Authentication is, in general, a two-way process, where each of a pair of inter- acting entities authenticates itself to the other. Such pairwise authentication is needed even when a client contacts a Web site, to prevent a malicious site from masquerading as a legal Web site. Such masquerading could be done, for exam- ple, if the network routers were compromised, and data rerouted to the malicious site.

For a user to ensure that she is interacting with an authentic Web site, she must have the site’s public key. This raises the problem of how the user can get the public key–if it is stored on the Web site, the malicious site could supply a different key, and the user would have no way of verifying if the supplied public key is itself authentic. Authentication can be handled by a system of digital certificates, whereby public keys are signed by a certification agency, whose public key is well known. For example, the public keys of the root certification authorities are stored in standard Web browsers. A certificate issued by them can be verified by using the stored public keys.

A two-level system would place an excessive burden of creating certificates on the root certification authorities, so a multilevel system is used instead, with one or more root certification authorities and a tree of certification authorities below each root. Each authority (other than the root authorities) has a digital certificate issued by its parent.

A digital certificate issued by a certification authority A consists of a public key K A and an encrypted text E that can be decoded by using the public key

K A. The encrypted text contains the name of the party to whom the certificate was issued and her public key Kc . In case the certification authority A is not a root certification authority, the encrypted text also contains the digital certificate issued to A by its parent certification authority; this certificate authenticates the key K A itself. (That certificate may in turn contain a certificate from a further parent authority, and so on.)

To verify a certificate, the encrypted text E is decrypted by using the public key K A to retrieve the name of the party (that is, the name of the organization owning the Web site); additionally, if A is not a root authority whose public key is known to the verifier, the public key K A is verified recursively by using the digital certificate contained within E ; recursion terminates when a certificate issued by the root authority is reached. Verifying the certificate establishes the chain through which a particular site was authenticated, and provides the name and authenticated public key for the site.

Digital certificates are widely used to authenticate Web sites to users, to prevent malicious sites from masquerading as other Web sites. In the HTTPS protocol (the secure version of the HTTP protocol), the site provides its digital certificate to the browser, which then displays it to the user. If the user accepts the certificate, the browser then uses the provided public key to encrypt data.
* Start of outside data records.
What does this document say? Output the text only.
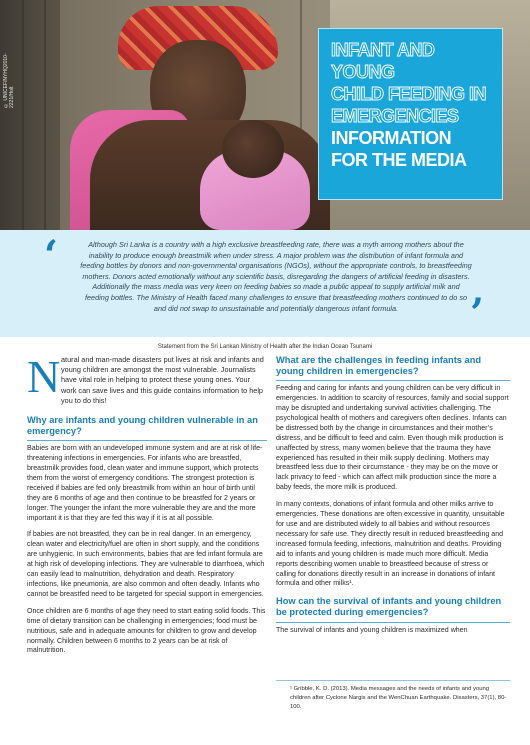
© UNICEF/NYHQ2010-2221/Holt
INFANT AND YOUNG
CHILD FEEDING IN
EMERGENCIES
INFORMATION
FOR THE MEDIA
‘	Although Sri Lanka is a country with a high exclusive breastfeeding rate, there was a myth among mothers about the inability to produce enough breastmilk when under stress. A major problem was the distribution of infant formula and feeding bottles by donors and non-governmental organisations (NGOs), without the appropriate controls, to breastfeeding mothers. Donors acted emotionally without any scientific basis, disregarding the dangers of artificial feeding in disasters. Additionally the mass media was very keen on feeding babies so made a public appeal to supply artificial milk and feeding bottles. The Ministry of Health faced many challenges to ensure that breastfeeding mothers continued to do so and did not swap to unsustainable and potentially dangerous infant formula.	’
Statement from the Sri Lankan Ministry of Health after the Indian Ocean Tsunami
N atural and man-made disasters put lives at risk and infants and young children are amongst the most vulnerable. Journalists have vital role in helping to protect these young ones. Your work can save lives and this guide contains information to help you to do this!
Why are infants and young children vulnerable in an emergency?

Babies are born with an undeveloped immune system and are at risk of life-threatening infections in emergencies. For infants who are breastfed, breastmilk provides food, clean water and immune support, which protects them from the worst of emergency conditions. The strongest protection is received if babies are fed only breastmilk from within an hour of birth until they are 6 months of age and then continue to be breastfed for 2 years or longer. The younger the infant the more vulnerable they are and the more important it is that they are fed this way if it is at all possible.

If babies are not breastfed, they can be in real danger. In an emergency, clean water and electricity/fuel are often in short supply, and the conditions are unhygienic. In such environments, babies that are fed infant formula are at high risk of developing infections. They are vulnerable to diarrhoea, which can easily lead to malnutrition, dehydration and death. Respiratory infections, like pneumonia, are also common and often deadly. Infants who cannot be breastfed need to be targeted for special support in emergencies.

Once children are 6 months of age they need to start eating solid foods. This time of dietary transition can be challenging in emergencies; food must be nutritious, safe and in adequate amounts for children to grow and develop normally. Children between 6 months to 2 years can be at risk of malnutrition.

What are the challenges in feeding infants and young children in emergencies?

Feeding and caring for infants and young children can be very difficult in emergencies. In addition to scarcity of resources, family and social support may be disrupted and undertaking survival activities challenging. The psychological health of mothers and caregivers often declines. Infants can be distressed both by the change in circumstances and their mother’s distress, and be difficult to feed and calm. Even though milk production is unaffected by stress, many women believe that the trauma they have experienced has resulted in their milk supply declining. Mothers may breastfeed less due to their circumstance - they may be on the move or lack privacy to feed - which can affect milk production since the more a baby feeds, the more milk is produced.

In many contexts, donations of infant formula and other milks arrive to emergencies. These donations are often excessive in quantity, unsuitable for use and are distributed widely to all babies and without resources necessary for safe use. They directly result in reduced breastfeeding and increased formula feeding, infections, malnutrition and deaths. Providing aid to infants and young children is made much more difficult. Media reports describing women unable to breastfeed because of stress or calling for donations directly result in an increase in donations of infant formula and other milks¹.

How can the survival of infants and young children be protected during emergencies?

The survival of infants and young children is maximized when

¹ Gribble, K. D. (2013). Media messages and the needs of infants and young children after Cyclone Nargis and the WenChuan Earthquake. Disasters, 37(1), 80-100.
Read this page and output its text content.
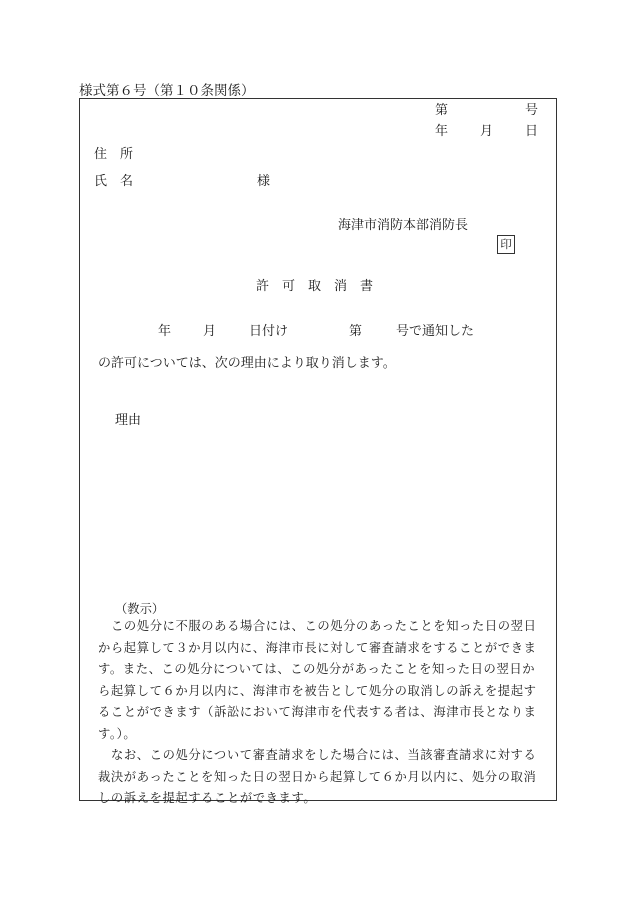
様式第６号（第１０条関係）
第	号
年 月 日
住　所
氏　名	様
海津市消防本部消防長
印
許　可　取　消　書
年 月	日付け	第	号で通知した
の許可については、次の理由により取り消します。
理由
（教示）

この処分に不服のある場合には、この処分のあったことを知った日の翌日

から起算して３か月以内に、海津市長に対して審査請求をすることができま

す。また、この処分については、この処分があったことを知った日の翌日か

ら起算して６か月以内に、海津市を被告として処分の取消しの訴えを提起す

ることができます（訴訟において海津市を代表する者は、海津市長となりま

す。）。

なお、この処分について審査請求をした場合には、当該審査請求に対する

裁決があったことを知った日の翌日から起算して６か月以内に、処分の取消

しの訴えを提起することができます。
A malicious site will have access to the certificate, but not the private key, and will thus not be able to decrypt the data sent by the browser. Only the authentic site, which has the corresponding private key, can decrypt the data sent by the browser. We note that public-/private-key encryption and decryption costs are much higher than encryption/decryption costs using symmetric private keys. To reduce encryption costs, HTTPS actually creates a one-time symmetric key after authentication, and uses it to encrypt data for the rest of the session.

Digital certificates can also be used for authenticating users. The user must submit a digital certificate containing her public key to a site, which verifies that the certificate has been signed by a trusted authority. The user’s public key can then be used in a challenge–response system to ensure that the user possesses the corresponding private key, thereby authenticating the user.